In the current bad economy, many of these stores are really hurting. As sales drop, they have had to lay off employees and trim costs wherever possible, including employee health care and pension benefits for those they are still able to employ. Sadly, many businesses have simply failed and are now history, leaving their former employees free to attend Town Hall Meetings.
To give customers who are increasingly reluctant to purchase non-necessities an incentive, you can understand the idea of offering a little bonus for patronizing one store over their competitor. Usually these bonuses are tied into whatever the store is selling. Free dessert from a restaurant is a logical tie-in.
But what hare-brained idiot at "Auto Trim Design", a place that apparently caters to those who wish to protect their car's front end with a "clear bra", thought that offering a "Free 9mm Hand Gun with every Clear Bra Purchase" was a good idea?

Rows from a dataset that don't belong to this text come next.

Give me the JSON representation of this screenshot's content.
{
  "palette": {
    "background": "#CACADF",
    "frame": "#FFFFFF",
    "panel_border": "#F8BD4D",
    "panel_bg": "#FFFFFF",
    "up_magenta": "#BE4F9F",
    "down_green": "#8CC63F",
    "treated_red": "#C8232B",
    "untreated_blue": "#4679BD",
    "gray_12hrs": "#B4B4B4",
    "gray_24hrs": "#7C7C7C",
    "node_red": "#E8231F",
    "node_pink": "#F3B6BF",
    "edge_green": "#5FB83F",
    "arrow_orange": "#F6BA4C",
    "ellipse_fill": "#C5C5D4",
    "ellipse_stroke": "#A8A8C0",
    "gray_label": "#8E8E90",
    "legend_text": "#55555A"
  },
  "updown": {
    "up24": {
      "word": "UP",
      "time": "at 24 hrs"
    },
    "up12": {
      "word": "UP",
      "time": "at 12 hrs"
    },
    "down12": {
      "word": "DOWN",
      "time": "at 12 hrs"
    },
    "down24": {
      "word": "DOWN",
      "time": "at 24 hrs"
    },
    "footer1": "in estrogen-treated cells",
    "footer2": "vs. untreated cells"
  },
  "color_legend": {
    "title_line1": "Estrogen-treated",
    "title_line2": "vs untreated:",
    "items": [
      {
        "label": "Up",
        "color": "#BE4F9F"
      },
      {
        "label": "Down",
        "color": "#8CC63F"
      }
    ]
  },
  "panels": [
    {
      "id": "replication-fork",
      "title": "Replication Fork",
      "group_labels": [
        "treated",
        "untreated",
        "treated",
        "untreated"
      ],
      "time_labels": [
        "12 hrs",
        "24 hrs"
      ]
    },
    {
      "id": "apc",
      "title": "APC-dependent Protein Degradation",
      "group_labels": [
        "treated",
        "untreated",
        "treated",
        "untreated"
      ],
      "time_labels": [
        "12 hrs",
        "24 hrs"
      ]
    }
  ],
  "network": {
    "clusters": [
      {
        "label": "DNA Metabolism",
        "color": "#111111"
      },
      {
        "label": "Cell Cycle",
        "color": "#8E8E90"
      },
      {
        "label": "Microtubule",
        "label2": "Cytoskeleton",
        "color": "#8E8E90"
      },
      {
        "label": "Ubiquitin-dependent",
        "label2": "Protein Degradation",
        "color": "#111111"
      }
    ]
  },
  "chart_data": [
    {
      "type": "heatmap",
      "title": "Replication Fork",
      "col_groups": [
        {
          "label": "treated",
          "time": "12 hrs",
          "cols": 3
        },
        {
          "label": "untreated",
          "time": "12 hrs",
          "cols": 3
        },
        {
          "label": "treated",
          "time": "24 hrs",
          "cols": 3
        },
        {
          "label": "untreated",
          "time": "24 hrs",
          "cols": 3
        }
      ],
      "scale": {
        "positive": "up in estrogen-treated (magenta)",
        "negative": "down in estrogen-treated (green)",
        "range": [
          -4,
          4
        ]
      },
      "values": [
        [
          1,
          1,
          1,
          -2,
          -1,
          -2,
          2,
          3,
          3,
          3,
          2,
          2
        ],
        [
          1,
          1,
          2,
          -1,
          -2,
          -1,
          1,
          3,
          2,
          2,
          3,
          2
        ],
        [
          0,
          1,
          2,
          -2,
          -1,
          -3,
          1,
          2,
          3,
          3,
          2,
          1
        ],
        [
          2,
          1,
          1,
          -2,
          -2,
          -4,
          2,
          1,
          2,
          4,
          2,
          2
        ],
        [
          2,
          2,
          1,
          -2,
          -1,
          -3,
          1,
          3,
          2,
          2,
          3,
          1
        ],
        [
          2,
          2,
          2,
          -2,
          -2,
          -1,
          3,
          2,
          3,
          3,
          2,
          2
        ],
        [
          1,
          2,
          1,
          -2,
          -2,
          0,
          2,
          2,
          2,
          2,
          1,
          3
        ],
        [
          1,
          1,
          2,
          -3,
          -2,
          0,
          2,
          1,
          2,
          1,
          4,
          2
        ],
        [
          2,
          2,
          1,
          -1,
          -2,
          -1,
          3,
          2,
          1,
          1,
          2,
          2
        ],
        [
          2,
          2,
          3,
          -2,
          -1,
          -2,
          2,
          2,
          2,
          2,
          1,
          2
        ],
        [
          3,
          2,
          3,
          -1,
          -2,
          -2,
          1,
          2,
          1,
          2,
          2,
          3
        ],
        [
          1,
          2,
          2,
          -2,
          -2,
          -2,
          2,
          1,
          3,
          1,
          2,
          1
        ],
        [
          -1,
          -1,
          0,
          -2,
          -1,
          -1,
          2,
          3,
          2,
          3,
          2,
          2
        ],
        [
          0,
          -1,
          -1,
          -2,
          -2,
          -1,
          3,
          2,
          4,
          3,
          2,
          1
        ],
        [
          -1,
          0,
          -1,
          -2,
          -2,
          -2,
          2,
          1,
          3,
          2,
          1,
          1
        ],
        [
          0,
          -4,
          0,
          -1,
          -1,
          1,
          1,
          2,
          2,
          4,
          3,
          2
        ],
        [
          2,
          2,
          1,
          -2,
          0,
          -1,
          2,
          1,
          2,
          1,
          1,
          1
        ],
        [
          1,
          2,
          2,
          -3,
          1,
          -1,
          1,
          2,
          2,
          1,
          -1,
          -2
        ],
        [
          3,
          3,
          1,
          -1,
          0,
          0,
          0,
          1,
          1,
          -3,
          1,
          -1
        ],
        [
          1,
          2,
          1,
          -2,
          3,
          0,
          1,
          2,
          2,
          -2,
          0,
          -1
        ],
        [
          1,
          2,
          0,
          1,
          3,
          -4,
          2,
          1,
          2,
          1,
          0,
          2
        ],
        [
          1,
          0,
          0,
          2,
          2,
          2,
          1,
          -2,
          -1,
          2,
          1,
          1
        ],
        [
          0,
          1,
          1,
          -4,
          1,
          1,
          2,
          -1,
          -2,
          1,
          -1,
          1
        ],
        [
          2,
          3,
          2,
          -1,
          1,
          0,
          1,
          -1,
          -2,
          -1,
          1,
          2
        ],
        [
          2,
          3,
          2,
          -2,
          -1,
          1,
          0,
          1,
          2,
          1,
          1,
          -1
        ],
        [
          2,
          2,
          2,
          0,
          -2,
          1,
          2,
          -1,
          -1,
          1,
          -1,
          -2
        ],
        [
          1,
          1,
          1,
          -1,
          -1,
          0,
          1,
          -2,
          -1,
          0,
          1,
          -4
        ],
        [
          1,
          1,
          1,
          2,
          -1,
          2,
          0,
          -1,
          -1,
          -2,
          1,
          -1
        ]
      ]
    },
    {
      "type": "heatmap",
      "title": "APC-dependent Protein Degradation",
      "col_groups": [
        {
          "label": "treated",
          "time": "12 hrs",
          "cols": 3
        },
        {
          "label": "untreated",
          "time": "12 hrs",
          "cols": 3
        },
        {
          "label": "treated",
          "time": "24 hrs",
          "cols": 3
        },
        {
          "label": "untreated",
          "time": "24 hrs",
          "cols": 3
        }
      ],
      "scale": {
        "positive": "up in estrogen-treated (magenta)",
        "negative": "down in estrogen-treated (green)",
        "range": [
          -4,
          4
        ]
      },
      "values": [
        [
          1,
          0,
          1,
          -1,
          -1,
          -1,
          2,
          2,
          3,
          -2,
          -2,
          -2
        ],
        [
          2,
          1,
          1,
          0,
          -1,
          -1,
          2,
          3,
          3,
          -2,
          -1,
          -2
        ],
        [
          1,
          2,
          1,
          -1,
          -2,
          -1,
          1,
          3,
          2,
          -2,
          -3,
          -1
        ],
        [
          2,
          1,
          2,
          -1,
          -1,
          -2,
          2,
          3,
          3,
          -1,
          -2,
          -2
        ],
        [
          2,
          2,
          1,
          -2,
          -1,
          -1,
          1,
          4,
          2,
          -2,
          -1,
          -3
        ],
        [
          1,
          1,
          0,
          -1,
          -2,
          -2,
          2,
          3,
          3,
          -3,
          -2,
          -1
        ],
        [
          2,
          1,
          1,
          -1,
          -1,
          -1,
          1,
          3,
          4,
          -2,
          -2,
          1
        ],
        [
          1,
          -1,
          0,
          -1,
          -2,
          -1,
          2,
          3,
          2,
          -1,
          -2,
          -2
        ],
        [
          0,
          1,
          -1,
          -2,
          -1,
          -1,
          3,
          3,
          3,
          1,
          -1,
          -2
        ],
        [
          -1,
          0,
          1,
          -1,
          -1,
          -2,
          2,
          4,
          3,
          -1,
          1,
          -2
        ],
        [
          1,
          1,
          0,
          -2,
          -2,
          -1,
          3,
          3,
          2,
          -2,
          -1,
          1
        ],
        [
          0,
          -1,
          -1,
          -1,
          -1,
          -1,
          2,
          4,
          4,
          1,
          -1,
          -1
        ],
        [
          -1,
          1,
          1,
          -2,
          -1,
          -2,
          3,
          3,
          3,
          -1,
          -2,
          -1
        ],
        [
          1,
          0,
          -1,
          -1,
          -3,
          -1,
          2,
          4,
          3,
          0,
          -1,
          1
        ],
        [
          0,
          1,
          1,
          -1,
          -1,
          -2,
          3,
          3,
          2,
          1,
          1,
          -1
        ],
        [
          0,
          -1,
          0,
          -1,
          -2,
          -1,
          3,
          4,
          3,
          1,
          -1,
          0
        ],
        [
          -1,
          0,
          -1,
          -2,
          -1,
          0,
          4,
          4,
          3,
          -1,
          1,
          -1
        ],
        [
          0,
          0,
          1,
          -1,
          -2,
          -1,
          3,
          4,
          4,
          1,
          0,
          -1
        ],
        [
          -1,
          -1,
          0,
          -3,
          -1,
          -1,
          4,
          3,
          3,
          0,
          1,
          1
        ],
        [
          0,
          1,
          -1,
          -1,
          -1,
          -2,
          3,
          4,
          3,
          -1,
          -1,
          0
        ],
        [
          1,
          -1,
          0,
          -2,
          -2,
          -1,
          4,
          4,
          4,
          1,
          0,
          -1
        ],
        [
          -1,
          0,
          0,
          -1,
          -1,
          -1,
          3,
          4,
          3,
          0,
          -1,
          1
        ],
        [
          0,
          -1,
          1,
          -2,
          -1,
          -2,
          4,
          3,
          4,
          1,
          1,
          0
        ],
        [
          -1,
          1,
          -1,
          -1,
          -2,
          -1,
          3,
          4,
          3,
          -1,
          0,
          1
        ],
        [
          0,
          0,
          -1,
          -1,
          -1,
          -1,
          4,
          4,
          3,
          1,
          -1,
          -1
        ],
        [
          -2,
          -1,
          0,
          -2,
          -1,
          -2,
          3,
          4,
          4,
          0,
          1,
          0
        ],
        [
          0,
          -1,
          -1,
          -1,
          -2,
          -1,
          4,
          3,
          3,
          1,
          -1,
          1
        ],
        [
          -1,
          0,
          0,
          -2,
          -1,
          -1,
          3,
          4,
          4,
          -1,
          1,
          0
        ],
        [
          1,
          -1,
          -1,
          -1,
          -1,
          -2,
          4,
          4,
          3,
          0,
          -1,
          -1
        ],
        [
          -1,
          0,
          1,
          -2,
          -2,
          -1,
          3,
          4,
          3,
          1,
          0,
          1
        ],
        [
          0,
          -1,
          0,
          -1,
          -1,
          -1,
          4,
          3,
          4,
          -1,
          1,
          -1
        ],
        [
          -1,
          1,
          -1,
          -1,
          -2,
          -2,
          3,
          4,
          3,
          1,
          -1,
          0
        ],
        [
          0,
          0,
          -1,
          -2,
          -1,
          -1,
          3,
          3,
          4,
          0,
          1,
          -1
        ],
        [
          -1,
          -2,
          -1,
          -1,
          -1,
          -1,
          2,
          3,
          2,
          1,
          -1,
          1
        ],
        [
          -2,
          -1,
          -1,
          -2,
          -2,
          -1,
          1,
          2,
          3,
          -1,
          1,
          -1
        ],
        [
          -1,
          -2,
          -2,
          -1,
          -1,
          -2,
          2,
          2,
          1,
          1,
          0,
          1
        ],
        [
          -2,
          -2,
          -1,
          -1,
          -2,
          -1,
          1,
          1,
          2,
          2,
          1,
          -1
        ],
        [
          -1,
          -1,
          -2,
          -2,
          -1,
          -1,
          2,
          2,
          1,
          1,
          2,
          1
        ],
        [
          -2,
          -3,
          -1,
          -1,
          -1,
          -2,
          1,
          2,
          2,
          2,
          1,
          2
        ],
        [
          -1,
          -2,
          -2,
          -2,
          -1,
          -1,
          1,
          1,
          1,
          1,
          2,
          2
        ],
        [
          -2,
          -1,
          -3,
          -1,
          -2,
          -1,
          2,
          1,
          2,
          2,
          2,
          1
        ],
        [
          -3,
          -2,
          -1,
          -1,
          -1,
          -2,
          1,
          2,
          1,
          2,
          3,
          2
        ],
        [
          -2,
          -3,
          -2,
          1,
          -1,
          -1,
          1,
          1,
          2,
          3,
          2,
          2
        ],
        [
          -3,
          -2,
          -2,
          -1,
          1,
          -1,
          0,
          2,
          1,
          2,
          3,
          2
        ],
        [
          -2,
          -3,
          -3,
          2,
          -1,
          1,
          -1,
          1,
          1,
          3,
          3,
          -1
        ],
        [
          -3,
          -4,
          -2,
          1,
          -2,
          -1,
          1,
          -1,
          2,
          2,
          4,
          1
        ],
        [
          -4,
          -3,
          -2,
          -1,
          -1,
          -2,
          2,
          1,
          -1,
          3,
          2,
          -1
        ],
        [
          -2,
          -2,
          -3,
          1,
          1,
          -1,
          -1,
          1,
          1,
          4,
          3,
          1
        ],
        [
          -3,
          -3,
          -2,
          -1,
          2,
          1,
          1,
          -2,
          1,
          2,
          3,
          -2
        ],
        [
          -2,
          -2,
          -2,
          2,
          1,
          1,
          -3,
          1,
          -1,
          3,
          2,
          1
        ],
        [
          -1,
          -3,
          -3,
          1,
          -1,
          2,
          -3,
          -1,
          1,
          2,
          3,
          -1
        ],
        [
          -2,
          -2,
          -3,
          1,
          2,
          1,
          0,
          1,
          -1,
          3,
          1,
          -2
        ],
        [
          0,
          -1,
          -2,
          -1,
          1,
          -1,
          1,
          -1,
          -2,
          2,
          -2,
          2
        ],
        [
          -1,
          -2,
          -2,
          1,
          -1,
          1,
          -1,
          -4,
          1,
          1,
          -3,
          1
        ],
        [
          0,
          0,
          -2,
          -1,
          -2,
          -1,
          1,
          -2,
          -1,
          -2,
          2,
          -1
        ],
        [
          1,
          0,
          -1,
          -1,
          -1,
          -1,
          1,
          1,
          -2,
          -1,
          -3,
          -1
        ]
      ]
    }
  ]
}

How desperate does a business have to be to give out guns to those who purchase car bras? I mean, I've heard of "targeting" customers, but this is ridiculous, not to mention dangerous! (that is a link to a good read about where all this gun infatuation leads) ...
As far as I know, those car bras are mostly used by people who can't stand the thought of insects dying and leaving bug guts on their precious multi-coated sports cars. Maybe with a "Free Gun", car owners can just shoot the little winged bastards in midair, thereby negating the need for car bras altogether!
Clearly, "Auto Trim Design" did not think through this promotion very carefully since it may just "trigger" the death of their business!